Knysna residents whose homes were lost or damaged in devastating fires in June have turned to lawyers after finding out they were underinsured.
The fires ripped through Knysa and Plettenberg Bay, resulting in the deaths of seven people and destroying at least 1 000 homes.
While many breathed a sigh of relief at having their homes and contents insured at the time, it subsequently emerged that things were not quite as smooth sailing.
In some cases, residents found out that their policy was insufficient to meet their needs.
Lawyer Donald Curtis, who is one of around 20 attorneys in Knysna, is dealing with a number of insurance-related cases that he had not seen this time last year.

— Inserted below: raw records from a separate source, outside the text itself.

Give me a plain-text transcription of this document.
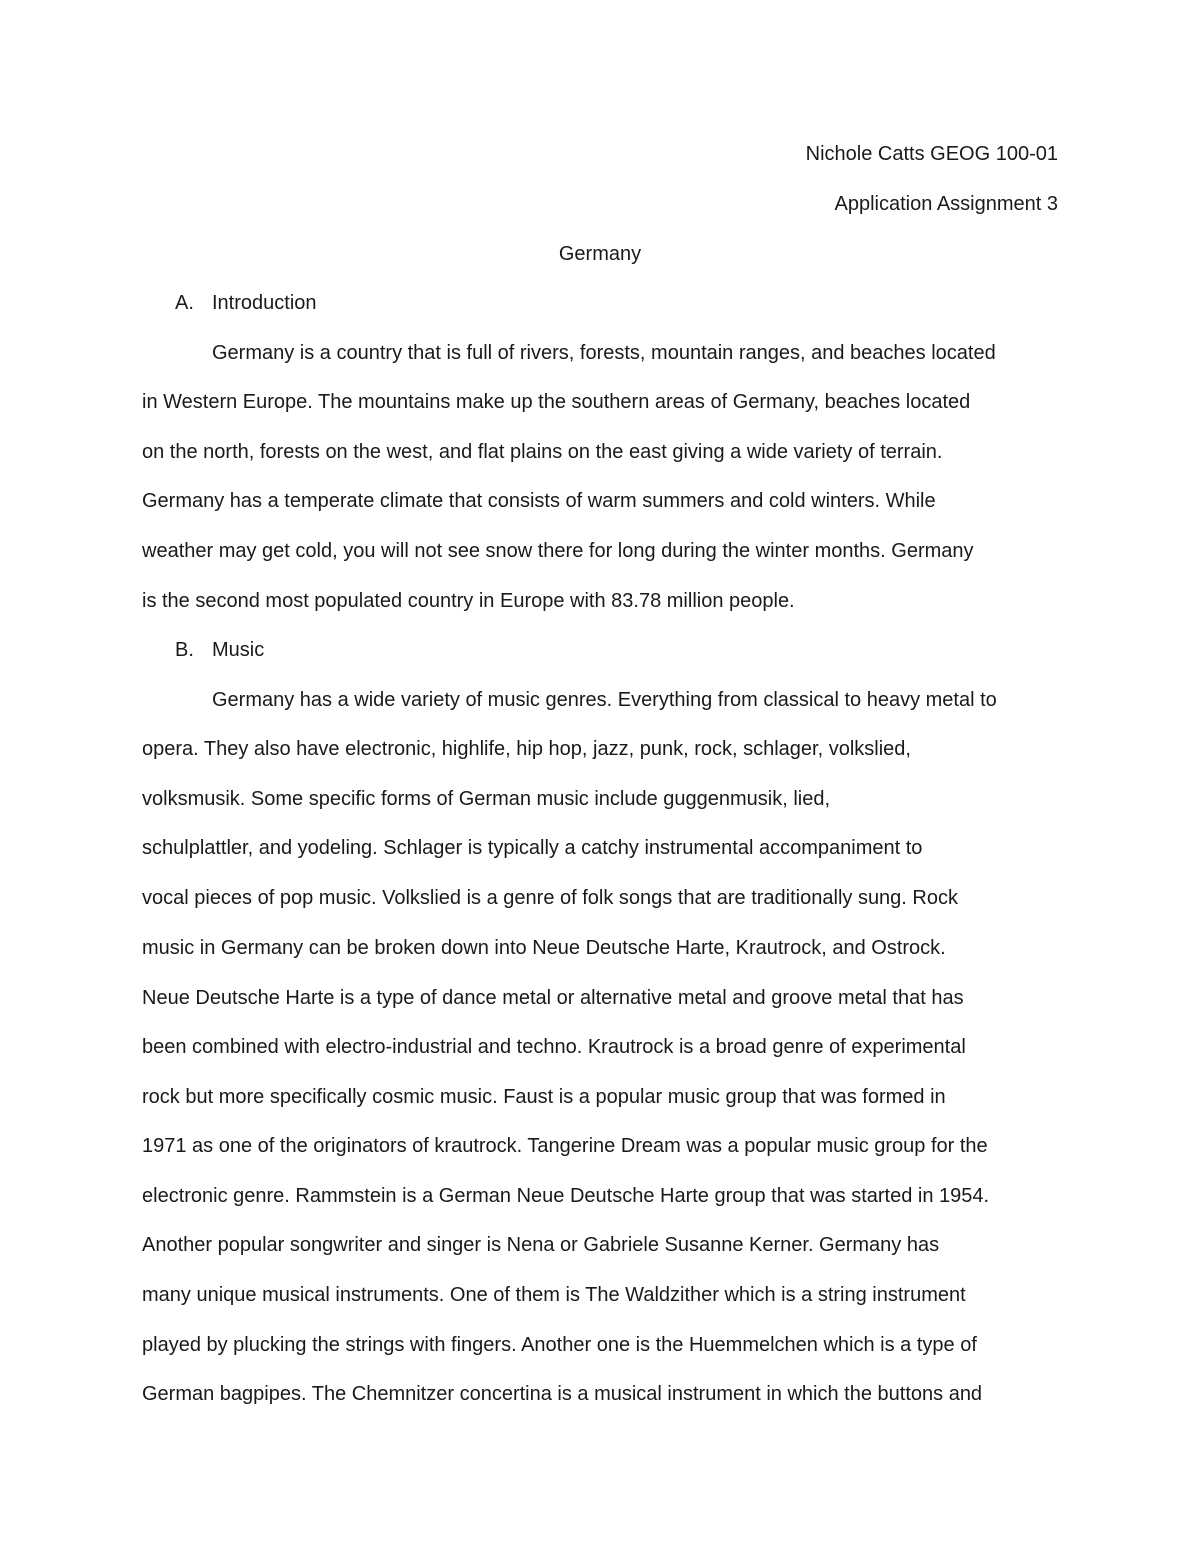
Nichole Catts GEOG 100-01

Application Assignment 3

Germany

A. Introduction

Germany is a country that is full of rivers, forests, mountain ranges, and beaches located

in Western Europe. The mountains make up the southern areas of Germany, beaches located

on the north, forests on the west, and flat plains on the east giving a wide variety of terrain.

Germany has a temperate climate that consists of warm summers and cold winters. While

weather may get cold, you will not see snow there for long during the winter months. Germany

is the second most populated country in Europe with 83.78 million people.

B. Music

Germany has a wide variety of music genres. Everything from classical to heavy metal to

opera. They also have electronic, highlife, hip hop, jazz, punk, rock, schlager, volkslied,

volksmusik. Some specific forms of German music include guggenmusik, lied,

schulplattler, and yodeling. Schlager is typically a catchy instrumental accompaniment to

vocal pieces of pop music. Volkslied is a genre of folk songs that are traditionally sung. Rock

music in Germany can be broken down into Neue Deutsche Harte, Krautrock, and Ostrock.

Neue Deutsche Harte is a type of dance metal or alternative metal and groove metal that has

been combined with electro-industrial and techno. Krautrock is a broad genre of experimental

rock but more specifically cosmic music. Faust is a popular music group that was formed in

1971 as one of the originators of krautrock. Tangerine Dream was a popular music group for the

electronic genre. Rammstein is a German Neue Deutsche Harte group that was started in 1954.

Another popular songwriter and singer is Nena or Gabriele Susanne Kerner. Germany has

many unique musical instruments. One of them is The Waldzither which is a string instrument

played by plucking the strings with fingers. Another one is the Huemmelchen which is a type of

German bagpipes. The Chemnitzer concertina is a musical instrument in which the buttons and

He told News24 on Monday that most of his cases involved claims for damages against insurance brokers.
'Some brokers sell you a wonderful idea'
Insurance brokers, as financial advisers governed by a code of conduct, had to do a financial needs analysis, ask relevant questions and recommend the appropriate policies.
"Some brokers sell you a wonderful idea. The minute you have signed that policy, they get that commission and you never see them again."
In one instance, a Knysna resident had paid her policy premiums for six years before her house burnt down.
She was charged a penalty of around 14% on her final settlement amount, amounting to a shortfall of around R500 000.
Curtis explained that the percentage was the difference between her current premium and the premium she should have been paying.
"Her policy was for a standard brick and mortar house. Hers was a wooden house," he said.
"The broker sat in her house and had tea and cookies. The wrong box was ticked or there was an error in not stating it was a timber home. That arises from negligence."
'No financial needs analysis'
Another case involved a foreign national who bought a holiday home in the seaside town.
He emailed a broker and a policy was put in place for R1.6m. This was apparently the home's market value.
"There was no face-to-face meeting, no financial needs analysis," said Curtis.
"The actual cost to rebuild a home like that was R3.1m. He is facing a shortfall because the broker failed him."
Residents have also shared their woes about late payouts and partial settlements on various Facebook groups.
Earlier this month, the Knysna municipality held an insurance open day for affected households and businesses.
The aim was to provide support and assistance with claim queries, by engaging directly with insurance companies, the insurance ombudsman and other relevant parties.